I think you can make it any colors you like that mean something to you. Make it personal.
If you want to go with Chinese correspondences, by this article, Red dragons are for luck and black is for vengeance. For protections I’d go with red. Red with gold accents. So, gold eyes, claws and such. Yellow I guess, in ink. (Just intend that it’s gold )
Only if you say so. This person is not a western occultist it seems, so they don’t know how magick works, and is following a mythos not a magickal tradition that might not really be relevant here.
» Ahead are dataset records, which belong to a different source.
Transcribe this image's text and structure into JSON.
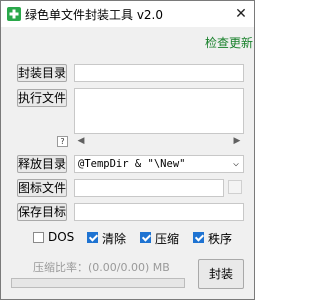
{
  "window": {
    "title": "绿色单文件封装工具 v2.0",
    "close_glyph": "✕"
  },
  "header": {
    "check_update": "检查更新"
  },
  "form": {
    "package_dir": {
      "label": "封装目录",
      "value": ""
    },
    "exec_file": {
      "label": "执行文件",
      "value": ""
    },
    "help": "?",
    "release_dir": {
      "label": "释放目录",
      "value": "@TempDir & \"\\New\""
    },
    "icon_file": {
      "label": "图标文件",
      "value": ""
    },
    "save_target": {
      "label": "保存目标",
      "value": ""
    }
  },
  "options": [
    {
      "label": "DOS",
      "checked": false
    },
    {
      "label": "清除",
      "checked": true
    },
    {
      "label": "压缩",
      "checked": true
    },
    {
      "label": "秩序",
      "checked": true
    }
  ],
  "status": {
    "ratio_text": "压缩比率：(0.00/0.00) MB",
    "progress": 0
  },
  "actions": {
    "package_label": "封装"
  },
  "colors": {
    "link": "#17802a",
    "check_accent": "#1e73d2",
    "app_icon_green": "#2aa84a"
  },
  "icons": {
    "app": "green-plus-icon",
    "close": "close-icon",
    "dropdown": "chevron-down-icon",
    "scroll_left": "arrow-left-icon",
    "scroll_right": "arrow-right-icon"
  }
}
I’m not hearing “this is an authentic Chinese dragon”, I’m hearing “this is a dragon I’m designing inspired by Chinese dragons”. Not the same thing.
You’re the magickian so it’s your magick, no?
Ok, there’s a certain weight in the human astral that certain Chinese dragons mean certain things to the Chinese/people following this way, but you’d have to have those people that care about it to see your tattoo and put out negative energy about it for it to matter personally to your magick. What are the odds of that happening?
It’s your dragon… at this point you have to decide if you’re attracting an actual Chinese dragon spirit and want it to look like that, in which case I’d say talk to it ad ask it what it looks like, or making a thoughtform that happens to look like a Chinese dragon.
To me this sounds more like a servitor you’re working on, so it will do as you design it to do. Whether that upsets some people’s expectations is on them. I think they could have misunderstood what’s magickally happening here.
I agree with Keteriya’s position on this same question in her servitor tut thread:
I think what’s important is you like your creation, you bond with it and develop that relationship. As a magickian I would say, this being has already been started, it’s already forming, and that means you can talk to it… What about contacting it and asking it to show itself to you as it would like to appear?